Making the 'strange' familiar is to go beyond what one usually thinks about doing. For example, how willing and prepared are organizations to do more intensive local studies on WFH by spending time in employees' homes, asking open questions, and thinking about what employees are not talking about. Katerina Berg, CHRO of Spotify, has spent the last 15 months listening, having a dialogue with employees to understand better how to adapt to the new world.

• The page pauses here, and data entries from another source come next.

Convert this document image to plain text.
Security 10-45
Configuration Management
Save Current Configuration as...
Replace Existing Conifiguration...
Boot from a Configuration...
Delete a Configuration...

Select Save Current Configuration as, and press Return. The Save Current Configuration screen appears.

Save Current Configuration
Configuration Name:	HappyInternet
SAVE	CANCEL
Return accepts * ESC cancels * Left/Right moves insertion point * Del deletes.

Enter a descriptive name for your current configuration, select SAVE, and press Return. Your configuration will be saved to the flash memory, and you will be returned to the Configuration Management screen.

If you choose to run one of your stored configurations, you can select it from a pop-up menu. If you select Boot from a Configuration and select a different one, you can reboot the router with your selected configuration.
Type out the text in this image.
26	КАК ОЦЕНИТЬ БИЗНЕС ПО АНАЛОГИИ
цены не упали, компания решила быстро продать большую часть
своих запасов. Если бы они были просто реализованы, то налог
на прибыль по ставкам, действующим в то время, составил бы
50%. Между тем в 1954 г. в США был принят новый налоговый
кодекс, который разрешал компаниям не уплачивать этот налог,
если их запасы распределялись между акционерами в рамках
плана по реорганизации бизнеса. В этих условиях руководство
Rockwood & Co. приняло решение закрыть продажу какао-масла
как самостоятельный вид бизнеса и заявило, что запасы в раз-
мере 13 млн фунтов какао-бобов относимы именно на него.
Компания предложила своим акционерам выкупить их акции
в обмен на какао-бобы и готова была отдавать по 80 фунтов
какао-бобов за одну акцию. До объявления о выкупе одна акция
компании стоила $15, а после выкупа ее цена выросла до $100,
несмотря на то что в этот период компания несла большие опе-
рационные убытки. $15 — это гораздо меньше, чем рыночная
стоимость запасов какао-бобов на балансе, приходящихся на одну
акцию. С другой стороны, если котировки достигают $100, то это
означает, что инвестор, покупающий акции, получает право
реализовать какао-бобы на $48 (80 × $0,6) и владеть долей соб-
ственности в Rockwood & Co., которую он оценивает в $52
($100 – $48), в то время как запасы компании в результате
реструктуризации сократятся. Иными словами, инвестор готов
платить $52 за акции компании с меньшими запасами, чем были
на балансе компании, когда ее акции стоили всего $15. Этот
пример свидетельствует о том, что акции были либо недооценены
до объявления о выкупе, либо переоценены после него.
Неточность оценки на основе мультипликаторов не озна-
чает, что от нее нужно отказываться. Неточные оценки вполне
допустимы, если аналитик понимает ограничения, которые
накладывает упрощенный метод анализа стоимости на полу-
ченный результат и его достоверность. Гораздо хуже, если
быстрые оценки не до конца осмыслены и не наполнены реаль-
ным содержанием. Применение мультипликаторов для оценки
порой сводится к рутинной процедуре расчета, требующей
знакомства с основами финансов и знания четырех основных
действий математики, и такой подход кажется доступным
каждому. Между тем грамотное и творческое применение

This worm's-eye view may be more revealing than an impersonal bird’s eye view, based on an analysis of online surveys and collating existing data.
Making the 'Familiar' Strange.
It's difficult to get a man to understand something when his salary depends upon his not understanding it.Upton Sinclair
It is never easy for us to peer back at ourselves or view our world objectively. Cultivating negative capability is to take a hard look at ourselves to discover what we are missing in our familiar landscape.
It isn't easy, but this approach can be rewarding, as Gillian Tett discovered in 2006. Something was amiss in her familiar world of the city of London, the financial nerve centre of the world. No one was paying attention to the fast-expanding world of derivatives, replete with acronyms like CDO(collateralized debt obligation) or CDS( credit default swaps) because it was complex and dull. None of the financiers knew what was going on or had assessed the risks; they only knew parts of the puzzle. The bankers were busy making money hand over fist, and that was all that mattered.
Gillian Tett, award-winning FT journalist and former anthropologist, applied the skills she acquired studying the marriage rituals of Tajikistan- lateral vision, asking open questions, assuming nothing- to make the familiar strange. Through a series of sharp, critical articles, she exposed what was going on and effectively predicted the financial crisis of 2007-2008.
When it comes to WFH, leaders can lead the way by making the familiar world of the office strange; by taking a hard look at what it means to go to the office because the pandemic has changed that meaning for people.
According to Cal Henderson, co-founder and CTO of Slack, in the' strange' world of hybrid work, most people will want to collaborate, socialize, ideate, find their own space in the office and continue to do most of their work. At home.'
Making Sense
Sensemaking Is about searching for a plausible explanation rather than a definite solution. It's about sharing that explanation widely with all stakeholders to make sense to as many people as possible. This ability allows people to be more comfortable to think differently and act.
The hybrid workplace or WFA (Work From Home) are not solutions but plausible explanations that will keep changing over time as people continue to make sense of what's going on and feel comfortable asking, "Now, what do I do next?" and moving forward.
The art of negative capability is about making sense in an uncertain world by searching for plausible explanations and not solutions, by making the strange familiar and the familiar strange.
Negative capability is about embracing uncertainty, living with mystery and making peace with ambiguity.